L'ultimo bel ritrovamento della giornata arriva poco prima di arrivare ad Alpe Piane di Montesinaro, perché Nicola becca una femmina di Sinodendron cylindricum. Arrivati all'Alpe siamo talmente devastati che faccio la ripresa conclusiva del video perché non so se arrivati alla macchina avremmo avuto ancora forze. Però alla fine riusciamo a superare l'ultimo tratto di bosco.
Arriviamo alla macchina alle 7 di sera, senza aver mangiato nulla da mezzogiorno e con l'unico pensiero di tornare a casa. Apro l'auto, entriamo, metto in moto. E parte la radio: "Dal vangelo secondo Matteo..." Era rimasta su Radio Maria
E così è finita anche questa uscita. Anche il viaggio di ritorno è stato un po'... particolare, ma lo racconteranno Federico e Nicola se vogliono
Spero che sia piaciuto questo resoconto. So che è un po' ridondante rispetto al video, ma ho voluto metterlo pure qui (e ci sono alcune cose che nel video non sono comparse per brevità o perché non sono riuscito a filmarle).
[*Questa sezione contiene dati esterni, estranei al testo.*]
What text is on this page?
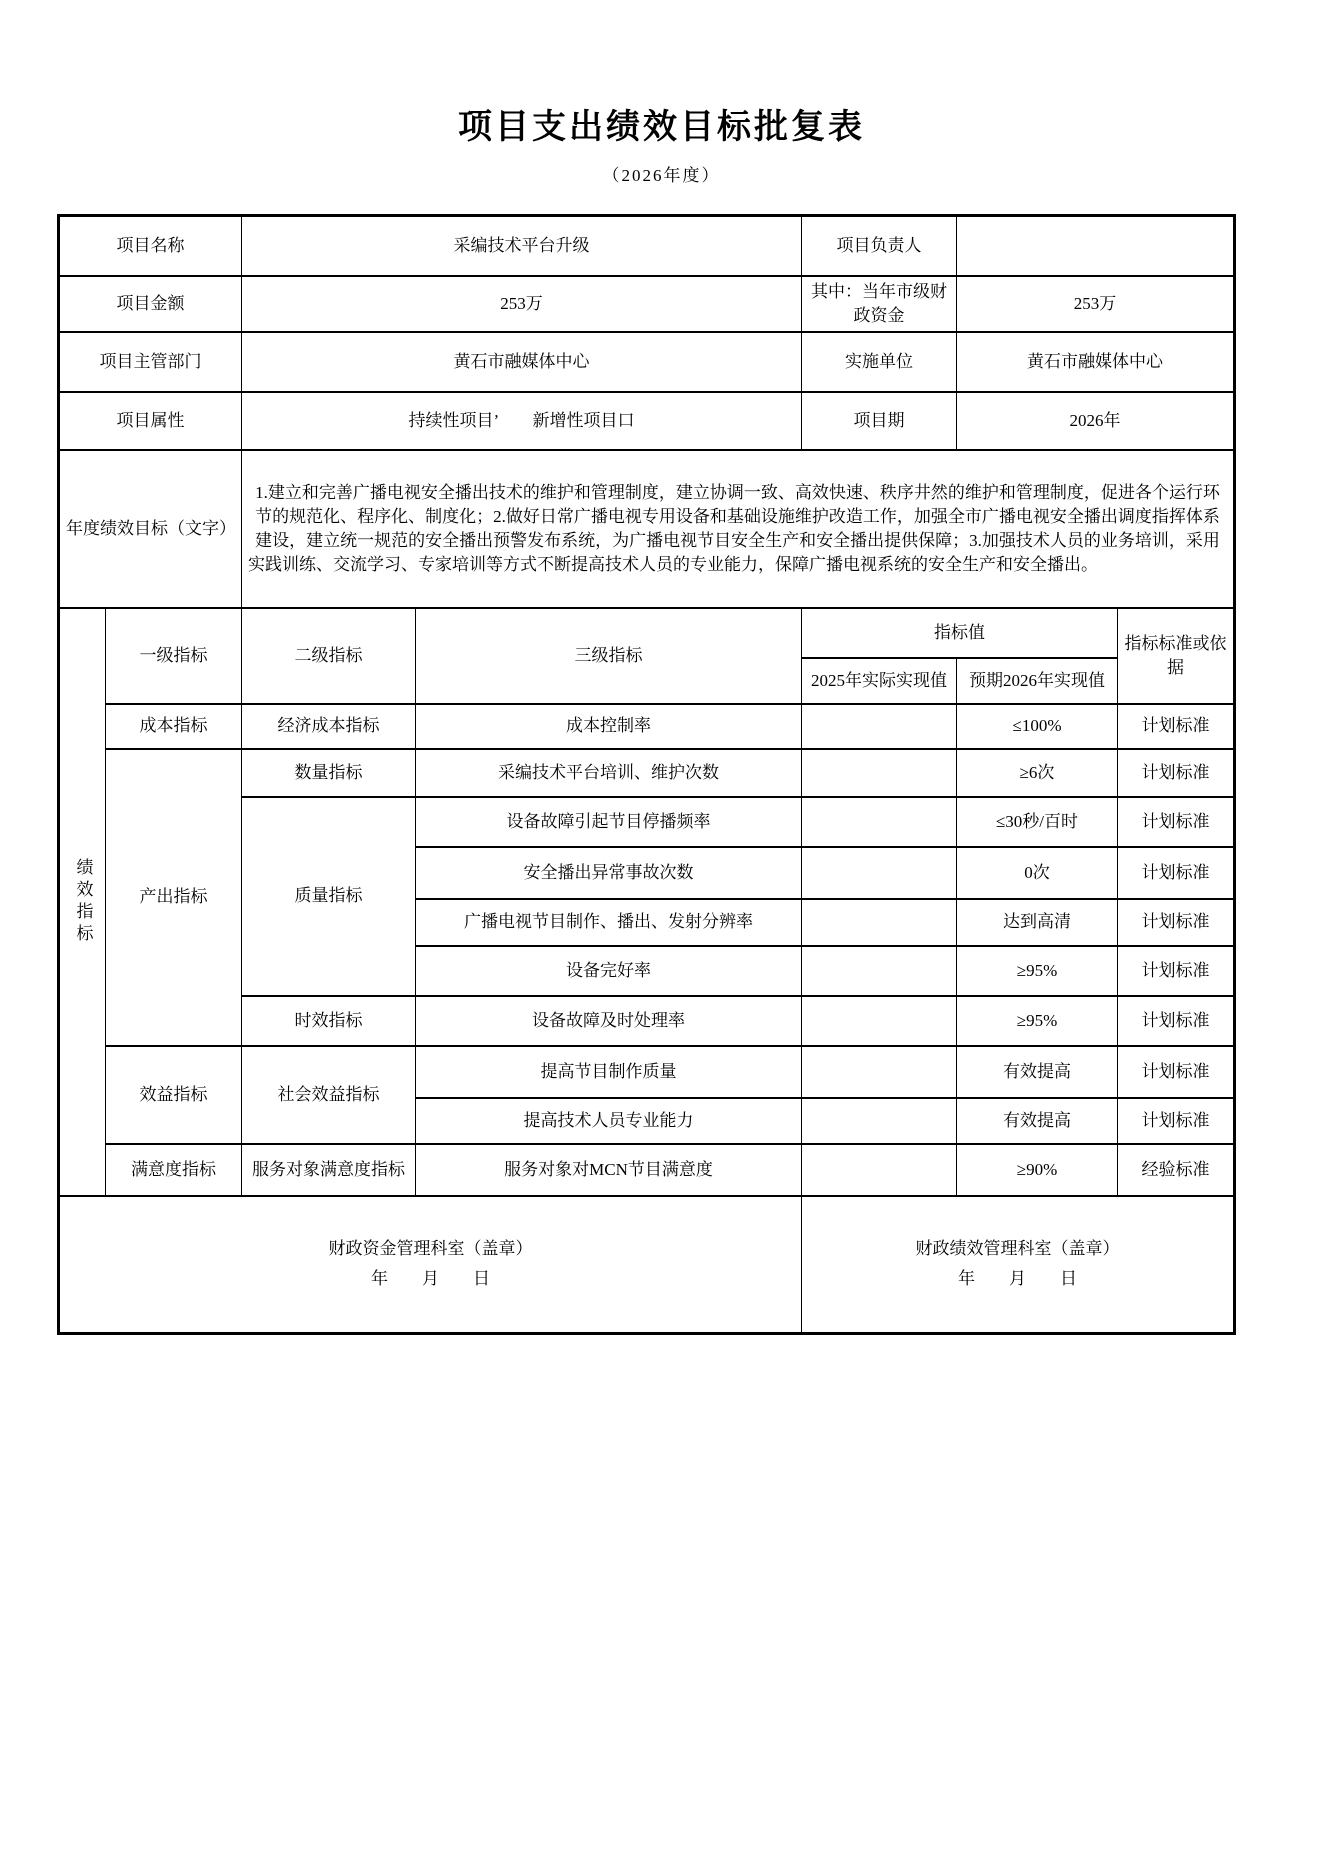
项目支出绩效目标批复表
（2026年度）
项目名称		采编技术平台升级		项目负责人		
项目金额		253万		其中：当年市级财政资金	253万	
项目主管部门		黄石市融媒体中心		实施单位	黄石市融媒体中心	
项目属性		持续性项目’　　新增性项目口		项目期	2026年	
年度绩效目标（文字）		1.建立和完善广播电视安全播出技术的维护和管理制度，建立协调一致、高效快速、秩序井然的维护和管理制度，促进各个运行环节的规范化、程序化、制度化；2.做好日常广播电视专用设备和基础设施维护改造工作，加强全市广播电视安全播出调度指挥体系建设，建立统一规范的安全播出预警发布系统，为广播电视节目安全生产和安全播出提供保障；3.加强技术人员的业务培训，采用实践训练、交流学习、专家培训等方式不断提高技术人员的专业能力，保障广播电视系统的安全生产和安全播出。				
绩效指标	一级指标	二级指标	三级指标	指标值		指标标准或依据
				2025年实际实现值	预期2026年实现值	
	成本指标	经济成本指标	成本控制率		≤100%	计划标准
	产出指标	数量指标	采编技术平台培训、维护次数		≥6次	计划标准
		质量指标	设备故障引起节目停播频率		≤30秒/百时	计划标准
			安全播出异常事故次数		0次	计划标准
			广播电视节目制作、播出、发射分辨率		达到高清	计划标准
			设备完好率		≥95%	计划标准
		时效指标	设备故障及时处理率		≥95%	计划标准
	效益指标	社会效益指标	提高节目制作质量		有效提高	计划标准
			提高技术人员专业能力		有效提高	计划标准
	满意度指标	服务对象满意度指标	服务对象对MCN节目满意度		≥90%	经验标准

财政资金管理科室（盖章）
年　　月　　日

财政绩效管理科室（盖章）
年　　月　　日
Grazie mille a tutti per i complimenti! Ora lascio un po' la parola a Eugenio, Federico e Nicola, se vogliono aggiungere qualcosa
PS: Dimenticavo una cosa. Abbiamo scoperto solo il giorno dopo che Nicola ha fatto tutto il percorso senza le suole delle scarpe. Le aveva dimenticate a casa di Federico perché le aveva messe ad asciugare in un calorifero.